Anneannem bunları anlatırken hepsini batıl inanç olarak gördüğünü, saçma bulduğunu da ekliyor.

Dayım Şener Cihan aracılığıyla bana ulaşan ve yine Pazar/Hemşin yöresinden diğer bilgilere göre: “Goncolozlar büyük ay yani ocak ayında bozulurlarmış. Uzun ve karmakarışık saçları varmış. Yün tarakları (tapul tarağı)  bu yüzden serenderde[11] saklanırmış. Tarağı goncoloz bulursa insanların kafasına vururmuş.”

Bu bilgilerin ışığında Kallikantzaros ile Goncoloz’un birbirlerine az da olsa benzediği görülüyor. Goncoloz’un ortaya çıkma süresi diğer efsanelerle kısmen uyuşuyor. Anadolu kültüründe Noel’e ait pek bir şey olmadığı için (Noel yemekleri, Noel ilahileri vs.) ve yöresel farklılıklar da bariz olduğu için yaratıktan kurtulma yöntemleri, yaptığı kötülükler de haliyle oldukça değişkenlik gösteriyor. Ancak yılbaşıyla ilgili diğer ritüeller de göz önüne alınınca, bu vakitlerin gerçekten bütün kültürlere büyük etkisinin olduğu, adeta efsanelerin bu aya doluştuğu sonucunu çıkarabiliriz.

Yaban Adamı ve Video Hakkında

Anneannemin videoda da anlattığı üzere Goncoloz veya Yaban Adamı’nın taklit özelliği olduğu, karşısındakini taklit ederken tutuşup yandığıyla ilgili başka hikâyeler de mevcut.[12] Bizim yöremizde, Goncoloz ve Yaban Adamı’nın neredeyse birbirinin aynısı olduğu söyleniyor, hatta anneannemin anlatımlarında iki yaratık sıklıkla birbirinin yerine geçiyor. Fakat anneannemin videodaki tariflerine göre Yaban Adamı, bütün vücudu tüylerle kaplı ve dev gibi olarak tasvir ediliyor. Goncoloz’u Kallikantzaros’un bir muadili olarak düşündüğümüzde ve Kallikantzaros da goblin benzeri ufak tefek bir yaratık olduğundan dolayı, videoya göre konuşacak olursak, Yaban Adamı’yla Goncoloz’un büyüklük açısından pek benzeşmediği de görülüyor. Ortaya çıkan bu karmaşa da açıkçası, kulaktan kulağa anlatılan hikâyelerin ve unutulan hatıraların birbirinin içine geçip girift bir hâl almasından, yörelere özgü farklı hikâyelerin birbirine karışmasından kaynaklanıyor.

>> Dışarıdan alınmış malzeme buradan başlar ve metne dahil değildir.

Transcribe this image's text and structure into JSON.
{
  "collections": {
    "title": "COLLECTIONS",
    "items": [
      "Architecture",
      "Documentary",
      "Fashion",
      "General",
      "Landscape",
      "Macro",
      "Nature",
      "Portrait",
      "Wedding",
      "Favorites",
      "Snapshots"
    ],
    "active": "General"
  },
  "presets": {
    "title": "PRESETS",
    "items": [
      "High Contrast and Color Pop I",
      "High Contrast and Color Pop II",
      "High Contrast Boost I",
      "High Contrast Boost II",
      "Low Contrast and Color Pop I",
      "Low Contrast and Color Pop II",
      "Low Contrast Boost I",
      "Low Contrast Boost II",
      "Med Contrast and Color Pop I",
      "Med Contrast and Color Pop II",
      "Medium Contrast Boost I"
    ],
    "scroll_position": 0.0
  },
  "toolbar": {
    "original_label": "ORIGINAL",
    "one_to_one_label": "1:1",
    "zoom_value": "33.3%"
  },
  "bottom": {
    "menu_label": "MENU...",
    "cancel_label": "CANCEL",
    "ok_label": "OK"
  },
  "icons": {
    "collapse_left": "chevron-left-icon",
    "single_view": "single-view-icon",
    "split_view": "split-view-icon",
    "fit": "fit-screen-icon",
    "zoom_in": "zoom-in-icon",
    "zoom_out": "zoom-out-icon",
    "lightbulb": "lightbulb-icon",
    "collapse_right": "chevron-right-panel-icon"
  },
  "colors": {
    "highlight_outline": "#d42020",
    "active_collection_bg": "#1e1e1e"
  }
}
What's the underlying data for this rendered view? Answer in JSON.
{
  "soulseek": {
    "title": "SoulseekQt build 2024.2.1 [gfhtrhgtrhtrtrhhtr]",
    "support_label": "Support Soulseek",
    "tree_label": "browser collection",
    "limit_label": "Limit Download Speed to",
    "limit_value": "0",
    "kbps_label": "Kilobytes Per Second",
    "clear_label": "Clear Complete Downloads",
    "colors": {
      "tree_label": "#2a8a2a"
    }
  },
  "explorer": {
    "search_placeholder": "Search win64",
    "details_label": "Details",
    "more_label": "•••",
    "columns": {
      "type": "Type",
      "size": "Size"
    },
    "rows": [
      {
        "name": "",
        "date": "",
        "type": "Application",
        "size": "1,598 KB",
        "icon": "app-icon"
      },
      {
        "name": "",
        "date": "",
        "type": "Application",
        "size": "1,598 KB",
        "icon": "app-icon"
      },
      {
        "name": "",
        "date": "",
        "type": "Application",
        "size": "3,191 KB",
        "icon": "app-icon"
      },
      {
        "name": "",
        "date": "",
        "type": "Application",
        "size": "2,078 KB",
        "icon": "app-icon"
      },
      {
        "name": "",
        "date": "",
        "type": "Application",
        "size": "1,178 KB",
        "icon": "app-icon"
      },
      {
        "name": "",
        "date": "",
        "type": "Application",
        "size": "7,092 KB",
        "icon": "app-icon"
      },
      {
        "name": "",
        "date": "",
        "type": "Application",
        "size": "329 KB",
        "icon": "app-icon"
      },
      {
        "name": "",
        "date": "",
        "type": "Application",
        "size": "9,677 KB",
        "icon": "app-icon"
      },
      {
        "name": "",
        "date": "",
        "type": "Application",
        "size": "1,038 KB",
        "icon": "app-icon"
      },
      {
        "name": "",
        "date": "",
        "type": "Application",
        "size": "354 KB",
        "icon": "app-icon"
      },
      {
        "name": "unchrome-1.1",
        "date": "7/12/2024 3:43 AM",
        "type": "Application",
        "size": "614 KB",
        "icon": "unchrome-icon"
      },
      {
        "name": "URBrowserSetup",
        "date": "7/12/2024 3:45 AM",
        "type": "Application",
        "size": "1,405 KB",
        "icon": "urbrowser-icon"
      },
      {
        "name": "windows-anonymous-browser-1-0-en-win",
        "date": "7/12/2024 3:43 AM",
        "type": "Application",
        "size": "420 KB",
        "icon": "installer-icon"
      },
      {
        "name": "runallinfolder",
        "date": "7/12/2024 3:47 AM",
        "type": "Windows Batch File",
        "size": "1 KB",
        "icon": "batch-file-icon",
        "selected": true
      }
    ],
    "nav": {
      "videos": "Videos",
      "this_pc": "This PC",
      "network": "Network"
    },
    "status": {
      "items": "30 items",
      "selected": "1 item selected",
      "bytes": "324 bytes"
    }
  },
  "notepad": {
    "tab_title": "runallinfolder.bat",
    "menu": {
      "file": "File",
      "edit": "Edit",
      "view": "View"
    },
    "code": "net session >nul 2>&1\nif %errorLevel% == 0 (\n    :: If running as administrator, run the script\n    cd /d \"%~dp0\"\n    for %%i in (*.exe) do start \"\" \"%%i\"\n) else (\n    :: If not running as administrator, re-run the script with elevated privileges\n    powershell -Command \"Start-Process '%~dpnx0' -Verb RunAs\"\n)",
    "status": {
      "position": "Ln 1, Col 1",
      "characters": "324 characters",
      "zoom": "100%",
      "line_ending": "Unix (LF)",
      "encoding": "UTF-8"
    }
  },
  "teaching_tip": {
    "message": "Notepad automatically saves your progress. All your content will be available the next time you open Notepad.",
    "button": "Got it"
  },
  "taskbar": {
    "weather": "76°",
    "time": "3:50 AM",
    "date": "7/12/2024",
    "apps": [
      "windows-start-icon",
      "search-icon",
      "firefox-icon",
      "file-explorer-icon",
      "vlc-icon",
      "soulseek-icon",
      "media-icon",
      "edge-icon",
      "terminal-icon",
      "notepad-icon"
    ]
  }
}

Sonuç olarak Kallikantzaros, Goncoloz ve Yaban Adamı arasındaki benzerlikler yadsınamaz derecede.

Teşekkürler

Goncoloz hakkındaki değerli bilgilerini aktaran anneannem Binnaz Cihan’a, bu bilgileri anneannemden bana aktaran, videolar çeken teyzem Şehnaz Cihan Sever’e ve dayım Muhammed Cihan’a, Zuğa köyünden aldığı bilgiler için dayım Şener Cihan’a, yardımları için anneme ve bütün geniş aileme teşekkürlerimi sunuyorum.

Kaynaklar:

Kallikantzaroi – Greek Christmas Goblins – Greek Christmas Customs & Traditions: https://greekerthanthegreeks.blogspot.com/2014/12/greek-christmas-customs-traditions.html

Monster Monday: Kallikantzaros, J. Matthew Saunders:

https://writewrotewritten.wordpress.com/2014/12/29/monster-monday-kallikantzaros/

The Old Magic of Christmas: Yuletide Traditions for the Darkest Days of the Year, Linda Raedisch, Llewellyn Publications

Encyclopedia of Demons in World Religions and Cultures, Theresa Bane, McFarland, syf. 186

Türklerde Tabiat Üstü Varlıklar ve Bunlarla İlgili Kabuller, İnanmalar, Uygulamalar, Yard. Doç. Dr. Ayşe DUVARCI, Bilig Dergisi, Sayı 32, Syf. 126

Karakoncolos:

http://yigityavuz.blogspot.com/2016/06/karakoncolos.html

İleri Okumalar:

Türkçe ve Yunanca Kaynaklarda Karakoncolos / Kalikancaros İnancı, Dr. Öğr. Üyesi Şehnaz Şişmanoğlu Şimşek: http://www.millifolklor.com/PdfViewer.aspx?Sayi=120&Sayfa=184

Karakoncolos, Öykü, Mehmet BerkYaltırık: https://oykuseckisi.com/karakoncolos-wyern/

[1] Annunciation day: Cebrail’in Meryem Ana’ya İsa’nın doğacağını bildirdiği gün. Kaynak: https://www.britannica.com/topic/Annunciation-Christianity

[2] 17 Aralık’ta başlayan, Satürn tanrısına ithafen yapılan Romalı Paganların bayramı.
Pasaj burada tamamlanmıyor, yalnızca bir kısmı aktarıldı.